A pressing issue for the foreseeable future is that the City is still waiting for reassurance from provincial officials on another major financial challenge: the loss of development revenue due to Ontario’s housing legislation: announced in 2022, the More Homes Built Faster Act (Bill 23) requires the City of Toronto to build 285,000 homes by 2031 and provides exemptions and reductions in development fees (which were borne by builders) for non-profit rental homes, affordable and purpose-built. The City used this revenue associated with new construction to fund municipal improvements that new projects typically require, such as water and sewer systems in an area. Well: according to the city’s latest report on the impact of the provincial bill, the loss of development charges will cost Toronto $2.3 billion over 10 years, or about $200 million a year in lost revenue. The Province has given assurances that it will compensate the City for revenue losses associated with real estate development, but it is unclear how, and Mayor Olivia Chow’s office disclosed a couple of days ago that “the mayor expects the Province honor your commitment”.

Then there is the federal front: both Mayor Olivia Chow and Ontario Premier Doug Ford have asked the government to provide more funding to the City on several fronts. In fact, the Province has subordinated part of the financing of the new agreement to matching funds from the federal government. While Ottawa has shown some willingness to come to the table in terms of housing funding through its federal Housing Accelerator Fund and some shelter funding commitments, it remains to be seen whether the government will commit to providing matching funds.

Meanwhile, Toronto City Council has already begun exploring options to generate revenue, voting for phased increases in the land transfer tax on homes over $3 million, an increase in the vacancy tax and the removal of a five dollar per hour parking limit.

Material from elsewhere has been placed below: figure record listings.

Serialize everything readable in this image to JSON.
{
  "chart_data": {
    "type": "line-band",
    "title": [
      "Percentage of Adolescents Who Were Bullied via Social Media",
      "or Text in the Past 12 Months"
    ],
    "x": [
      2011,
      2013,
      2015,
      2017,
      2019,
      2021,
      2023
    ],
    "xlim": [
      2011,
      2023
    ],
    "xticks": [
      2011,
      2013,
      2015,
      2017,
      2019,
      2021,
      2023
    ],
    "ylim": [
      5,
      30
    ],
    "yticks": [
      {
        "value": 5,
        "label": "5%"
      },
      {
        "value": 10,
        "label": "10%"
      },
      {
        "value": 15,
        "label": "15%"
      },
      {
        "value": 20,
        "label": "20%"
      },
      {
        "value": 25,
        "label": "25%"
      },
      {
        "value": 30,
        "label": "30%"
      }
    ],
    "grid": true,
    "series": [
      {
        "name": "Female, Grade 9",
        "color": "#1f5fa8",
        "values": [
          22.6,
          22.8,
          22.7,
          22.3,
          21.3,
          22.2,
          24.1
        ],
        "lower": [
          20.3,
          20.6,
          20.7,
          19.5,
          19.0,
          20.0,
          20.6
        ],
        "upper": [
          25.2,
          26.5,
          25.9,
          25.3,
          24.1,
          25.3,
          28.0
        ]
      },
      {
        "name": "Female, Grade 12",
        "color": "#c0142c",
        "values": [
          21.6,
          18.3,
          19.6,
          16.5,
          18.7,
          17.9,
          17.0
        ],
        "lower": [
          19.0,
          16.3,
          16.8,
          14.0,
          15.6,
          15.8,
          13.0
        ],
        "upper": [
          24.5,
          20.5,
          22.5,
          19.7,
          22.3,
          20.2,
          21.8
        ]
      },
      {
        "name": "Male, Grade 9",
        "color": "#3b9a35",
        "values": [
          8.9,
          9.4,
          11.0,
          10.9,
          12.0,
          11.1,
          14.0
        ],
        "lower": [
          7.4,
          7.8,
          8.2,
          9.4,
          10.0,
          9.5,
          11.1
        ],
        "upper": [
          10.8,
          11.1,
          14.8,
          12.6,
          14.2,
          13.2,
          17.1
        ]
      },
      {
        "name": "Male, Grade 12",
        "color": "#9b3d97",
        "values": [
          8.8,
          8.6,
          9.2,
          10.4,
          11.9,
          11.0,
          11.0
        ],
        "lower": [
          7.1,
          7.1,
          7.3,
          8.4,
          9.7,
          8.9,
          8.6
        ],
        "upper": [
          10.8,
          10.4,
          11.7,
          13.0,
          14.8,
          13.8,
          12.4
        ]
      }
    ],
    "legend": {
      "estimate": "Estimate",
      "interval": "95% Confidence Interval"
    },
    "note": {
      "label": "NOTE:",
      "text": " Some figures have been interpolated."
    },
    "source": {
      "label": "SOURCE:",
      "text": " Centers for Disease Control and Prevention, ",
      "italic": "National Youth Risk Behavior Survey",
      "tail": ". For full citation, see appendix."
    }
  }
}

Toronto taxpayers could see a property tax increase in the next budget, although the exact percentage is still being worked out.

In a recent interview with CP24, Chow said she didn’t want to preempt the Budget Committee’s work, but said “this will all be resolved by mid-February”. Public consultations on the budget were held in November, and city officials said they would help determine funding priorities in the budget, as well as the tax rate.

Professor Matti Siemiatycki, director of the Infrastructure Institute at the University of Toronto, told Cp24 that even if the City will probably have to make difficult choices,  it won’t have to scrounge to replace the lost development charges on its own. “I think the Province and the municipalities will eventually reach an agreement on revenues from property development and their integration” he said. “Partly because there was a commitment that they would be renovated, partly because it is also essential for the Province to build more housing”. However, the extent of the impact on the City will depend on the timing. “I think they will eventually reach an agreement. The question is: how long will it take and how harsh will it be to get there?”.